5 Tips on How to Grow Your Personal Network

February 2, 2020

As you’re poker player, you’re probably used to sitting hours in front of your computer screen staring at numbers and cards. It takes a certain kind of introverted personality to be able to endure that. 

Even if you’re a very social guy online, chatting up all the poker players in the Skype group chats. Starting conversations with “real” people is a different challenge. 

As a starting entrepreneur you can never know enough people. Your inner circle might already be dried up, as it’s a great idea to involve friends in your business. Read here 3 reasons why this is a good idea. So you might want to “get out there”, meet new people and make new connections. Even if that makes you feel uncomfortable your first few tries. It’s time to step out of your comfort zone with the following list and start to grow your personal network.

grow your network
Photo by Jacek Dylag from Unsplash

Grow your network with these 5 tricks

  1. Join a startup accelerator
    There are plenty of startup accelerators out there. Over the last 10 years the accelerator programs popped out of the ground like mushrooms. Some general programs, while others take a more vertical approach into certain industries like fintech, ecommerce, IoT, healthcare. 

    Check which one is the most relevant for your business. If you’re passed the stage of acceleration, you can offer to become a mentor (like I did) or give a talk about your entrepreneurial story, your biggest mistakes or your experience as an entrepreneur. Don’t forget to connect with the attendees afterwards. 

    Don’t hide that you were a poker player before. Say it with pride! I’ve noticed that in business, people respect professional poker more than in other fields. I have a hunch that entrepreneurs can relate to the struggles of stress, bankroll management and optimizing performance more than others.

  2. Enter a startup competition
    I’d argue that joining startup competitions is a waste of time, but it can never hurt to practice a pitch. After all, practice makes perfect, which each pitch you will learn something. 

    Additionally, it can open your network to new connections; fellow participants do not have to be your rivals in the business world. They can make great partners if you add them to your personal network, as you’re both in the same boat. Try to connect to the jury of events, they might be helpful in the future outside of the competition itself. Startup competitions can be good, but balance your time between applying for them and actually managing your business well. 

    Don’t underestimate pitching, it’s an important skill to develop. Whether you’re doing presentations, pitching investors or even pitching sales. You’ll need to develop this skill if you’re running a business, so might as well throw yourself into the deep water and start doing it!

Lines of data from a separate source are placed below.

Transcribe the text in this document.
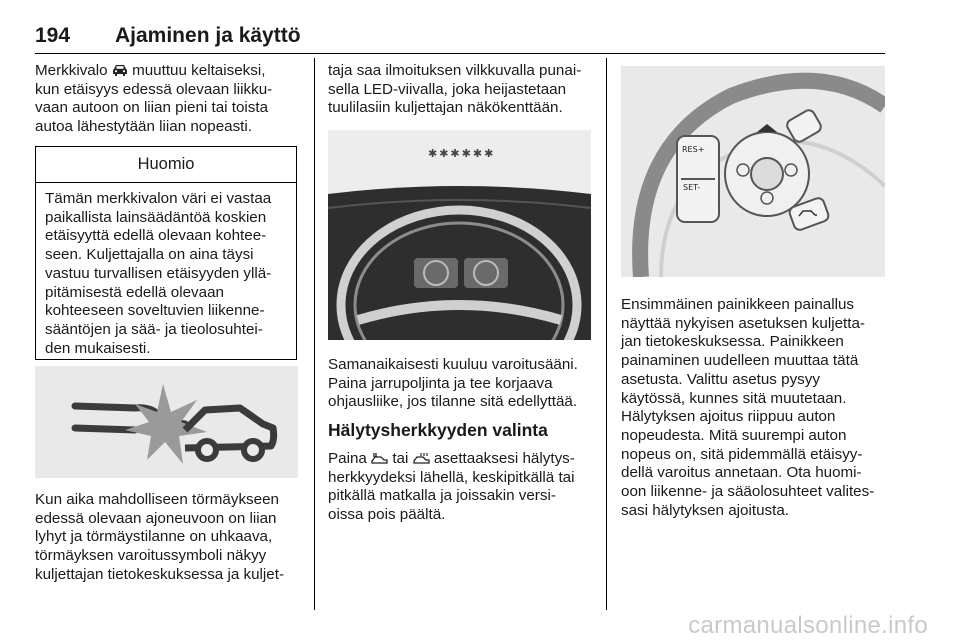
194 Ajaminen ja käyttö
Merkkivalo muuttuu keltaiseksi,
kun etäisyys edessä olevaan liikku-
vaan autoon on liian pieni tai toista
autoa lähestytään liian nopeasti.
Huomio
Tämän merkkivalon väri ei vastaa
paikallista lainsäädäntöä koskien
etäisyyttä edellä olevaan kohtee-
seen. Kuljettajalla on aina täysi
vastuu turvallisen etäisyyden yllä-
pitämisestä edellä olevaan
kohteeseen soveltuvien liikenne-
sääntöjen ja sää- ja tieolosuhtei-
den mukaisesti.
Kun aika mahdolliseen törmäykseen
edessä olevaan ajoneuvoon on liian
lyhyt ja törmäystilanne on uhkaava,
törmäyksen varoitussymboli näkyy
kuljettajan tietokeskuksessa ja kuljet-
taja saa ilmoituksen vilkkuvalla punai-
sella LED-viivalla, joka heijastetaan
tuulilasiin kuljettajan näkökenttään.
✱✱✱✱✱✱
Samanaikaisesti kuuluu varoitusääni.
Paina jarrupoljinta ja tee korjaava
ohjausliike, jos tilanne sitä edellyttää.
Hälytysherkkyyden valinta
Paina tai asettaaksesi hälytys-
herkkyydeksi lähellä, keskipitkällä tai
pitkällä matkalla ja joissakin versi-
oissa pois päältä.
RES+
SET-
Ensimmäinen painikkeen painallus
näyttää nykyisen asetuksen kuljetta-
jan tietokeskuksessa. Painikkeen
painaminen uudelleen muuttaa tätä
asetusta. Valittu asetus pysyy
käytössä, kunnes sitä muutetaan.
Hälytyksen ajoitus riippuu auton
nopeudesta. Mitä suurempi auton
nopeus on, sitä pidemmällä etäisyy-
dellä varoitus annetaan. Ota huomi-
oon liikenne- ja sääolosuhteet valites-
sasi hälytyksen ajoitusta.
carmanualsonline.info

  3. Work from a co-working space
    Usually you will find entrepreneurial and like-minded people that are gathered in a co-working space. Don’t hesitate to take a walk around the building and introduce yourself or genuinely ask what their business is about. People will definitely appreciate that and take the time to explain.

    Also, next time they need something or come across something that’s related to your business, they’ll surely think of you. Growing your network doesn’t mean you have to be close with everyone. You just need people to know who you are and what you can offer.

    A few platforms that help you find a co-working space near you: workfrom.co, coworkingnomads.com, deskbookers.com.

    I’ve worked from co-working spaces around the world and there is a lot of variance in the quality and people that are there. My last co-working space in Rotterdam (42Workspace) is focussed on tech startups. Exactly the type of entrepreneurs I want to be in touch with, so it was the perfect location to run my business from. So do some due diligence before going there. Or try it out with a day-pass so you can scout the talent that is there.

  4. Cold outreach
    If you’re not much of a socializer or networker, you can always take the online route. 

    Don’t be afraid to do cold outreach to people who might have something of value for you or people that you can offer something. If you’re in poker related Skype groups you can start one on one conversations with members in the group and start to grow your online network.

    A good medium for this can be LinkedIn. Want to know more about how to write a cold message that will get a reply instantly? Get in touch: www.rocketfuelcollective.com/contact.

  5. Join relevant social media groups
    Whether you’re working from home, from an office or remotely, social media groups are always a great source for getting to know like-minded people. Facebook groups or LinkedIn groups are both a good start to grow your online network. Make sure you join the groups relevant to you or your business. And don’t be afraid to attend a social event if the group organises something!

Do you have a poker network?

Your network in the poker community is very valuable if you’re planning to start a business. Usually they are high net-worth individuals, willing to place a bet. This can come in handy if you’re getting ready to fundraise or if you have your eye on a profitable investment. A few of my poker friends invested in my startup plans.

But money isn’t the only reason why your network of poker players is valuable. They are usually analytical people, not scared to voice their opinion if they believe a strategy is bad. Make use of this by discussing your ideas and business plans with your poker peers. You’ll receive valuable feedback and potential new ideas to grow your business faster. I always discuss my plans with my poker buddies and it has helped me greatly on my journey.

It may sound cheesy, but your network is your net-worth and who you know matters. So start connecting!